Counted amongst the many crimes of X-Men: The Last Stand director Brett Ratner is contributing to the financing of Zack Snyder's Batman v. Superman, so it's no surprise that he would feel a sort of kinship with Snyder over the critical bashing of the latter film (plus, we hear both of their mothers are named "Martha"). Addressing what he thinks is wrong with the movie industry today, Ratner lashed out at film critics and insulted Middle America in an attempt to place the blame for the poor critical reception of both films while speaking at the Sun Valley Film Festival, according to a report from Entertainment Weekly.
"The worst thing that we have in today's movie culture is Rotten Tomatoes," said Ratner, putting Rotten Tomatoes in the same conversation as other "worst things in movie culture" such as Brett Ratner and Zack Snyder. "I think it's the destruction of our business. I have such respect and admiration for film criticism. When I was growing up film criticism was a real art. And there was intellect that went into that. And you would read Pauline's Kael's reviews, or some others, and that doesn't exist anymore. Now it's about a number. A compounded number of how many positives vs. negatives. Now it's about, 'What's your Rotten Tomatoes score?'"
"And that's sad because the Rotten Tomatoes score was so low on Batman v Superman I think it put a cloud over a movie that was incredibly successful," Ratner continued, referring to a metaphorical cloud and not the literal cloud that apparently hung over the production for the entirety of its shooting, causing all color to be washed out from the film.
"People don't realize what goes into making a movie like that," Ratner continued before pointing out that Middle Americans are too stupid to make decisions about which films they like on their own and base their opinions solely on the Rotten Tomatoes score. "It's mind-blowing. It's just insane, it's hurting the business, it's getting people to not see a movie. In Middle America it's, 'Oh, it's a low Rotten Tomatoes score so I'm not going to go see it because it must suck.' But that number is an aggregate and one that nobody can figure out exactly what it means, and it's not always correct. I've seen some great movies with really abysmal Rotten Tomatoes scores."

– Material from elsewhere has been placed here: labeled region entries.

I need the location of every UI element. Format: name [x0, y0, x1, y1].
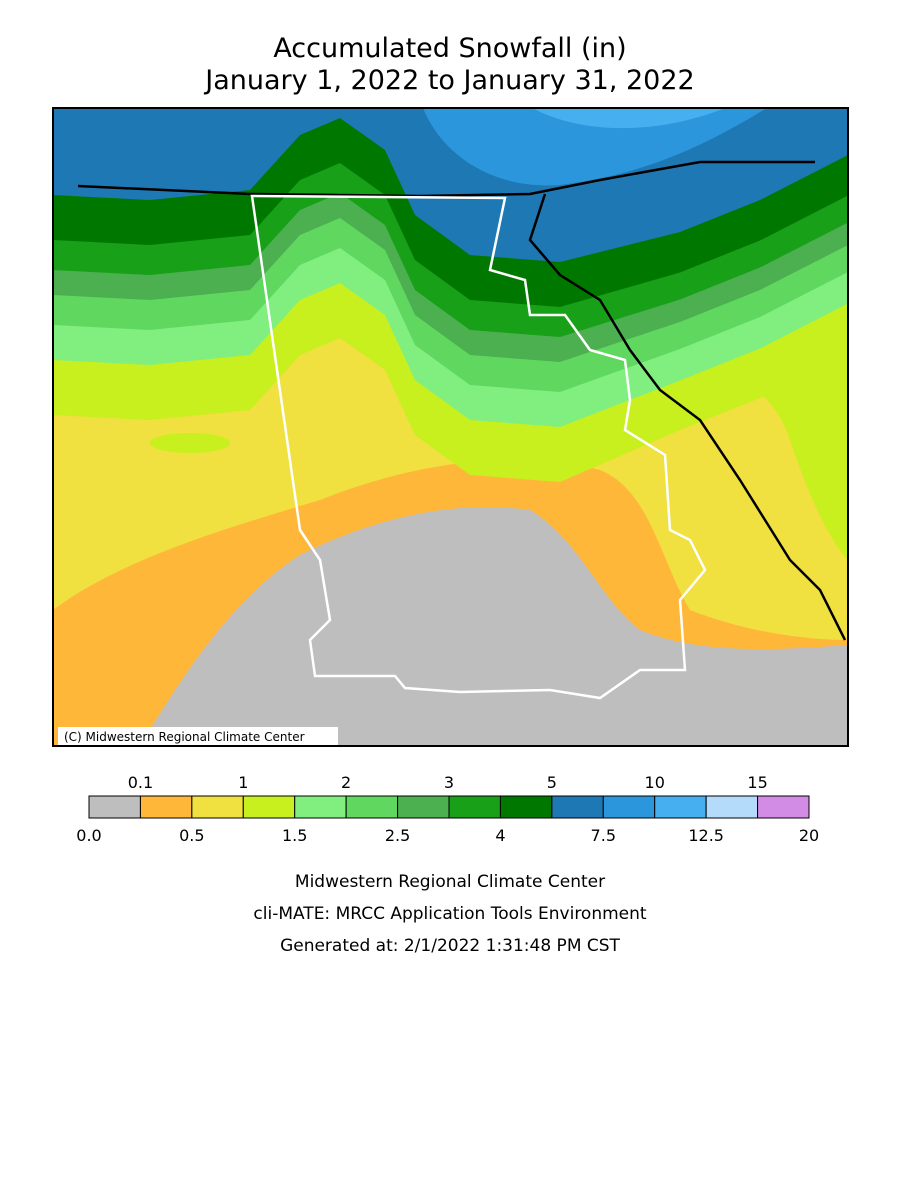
legend-swatch [499, 795, 553, 819]
legend-swatch [654, 795, 707, 819]
legend-swatch [448, 795, 501, 819]
snow-region [532, 108, 724, 129]
legend-label: 0.0 [76, 826, 101, 845]
legend-label: 15 [747, 773, 767, 792]
legend-label: 1 [238, 773, 248, 792]
footer-line: Generated at: 2/1/2022 1:31:48 PM CST [280, 936, 620, 956]
legend-label: 1.5 [282, 826, 307, 845]
copyright-box [58, 727, 338, 745]
legend-swatch [551, 795, 604, 819]
legend-swatch [294, 795, 347, 819]
legend-swatch [602, 795, 656, 819]
legend-label: 0.1 [128, 773, 153, 792]
legend-swatch [757, 795, 810, 819]
legend-label: 12.5 [688, 826, 724, 845]
snow-region [423, 108, 767, 186]
legend-label: 2.5 [385, 826, 410, 845]
legend-label: 20 [799, 826, 819, 845]
footer-line: cli-MATE: MRCC Application Tools Environ… [253, 904, 646, 924]
legend-swatch [397, 795, 450, 819]
map [53, 108, 848, 746]
legend-swatch [191, 795, 244, 819]
legend-swatch [139, 795, 193, 819]
legend-label: 10 [645, 773, 665, 792]
legend-label: 7.5 [591, 826, 616, 845]
legend: 0.0 0.1 0.5 1 1.5 2 2.5 3 4 5 7.5 10 12.5 15 20 [76, 773, 819, 845]
legend-swatch [345, 795, 399, 819]
legend-label: 0.5 [179, 826, 204, 845]
legend-swatch [88, 795, 141, 819]
border-line [528, 193, 847, 641]
snow-region [140, 507, 848, 746]
footer-line: Midwestern Regional Climate Center [295, 872, 605, 892]
border-line [77, 160, 815, 198]
legend-label: 5 [547, 773, 557, 792]
legend-label: 4 [495, 826, 505, 845]
copyright: (C) Midwestern Regional Climate Center [64, 730, 305, 744]
legend-swatch [242, 795, 296, 819]
map-overlay [77, 160, 847, 700]
title-line: Accumulated Snowfall (in) [273, 33, 626, 64]
legend-label: 2 [341, 773, 351, 792]
state-outline [250, 194, 707, 700]
legend-label: 3 [444, 773, 454, 792]
title-line: January 1, 2022 to January 31, 2022 [203, 65, 694, 96]
legend-swatch [705, 795, 759, 819]
map-frame [52, 107, 849, 747]
snow-region [150, 433, 230, 453]
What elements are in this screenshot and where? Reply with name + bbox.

Has anyone ever seen Ratner and Snyder in the same place at the same time? Just sayin'.
In conclusion, Ratner took a Donald Trump-like approach to describing the current state of film criticism. "What's sad is film criticism has disappeared. It's really sad."
Of course, in some cases, an objectively terrible movie can somehow end up with a decent Rotten Tomatoes score, at least compared to Batman v. Superman's 27%. Take, for instance, X-Men: The Last Stand, which has a 58% rating on the review aggregation site. You know what? Maybe there's something to what Ratner is saying after all.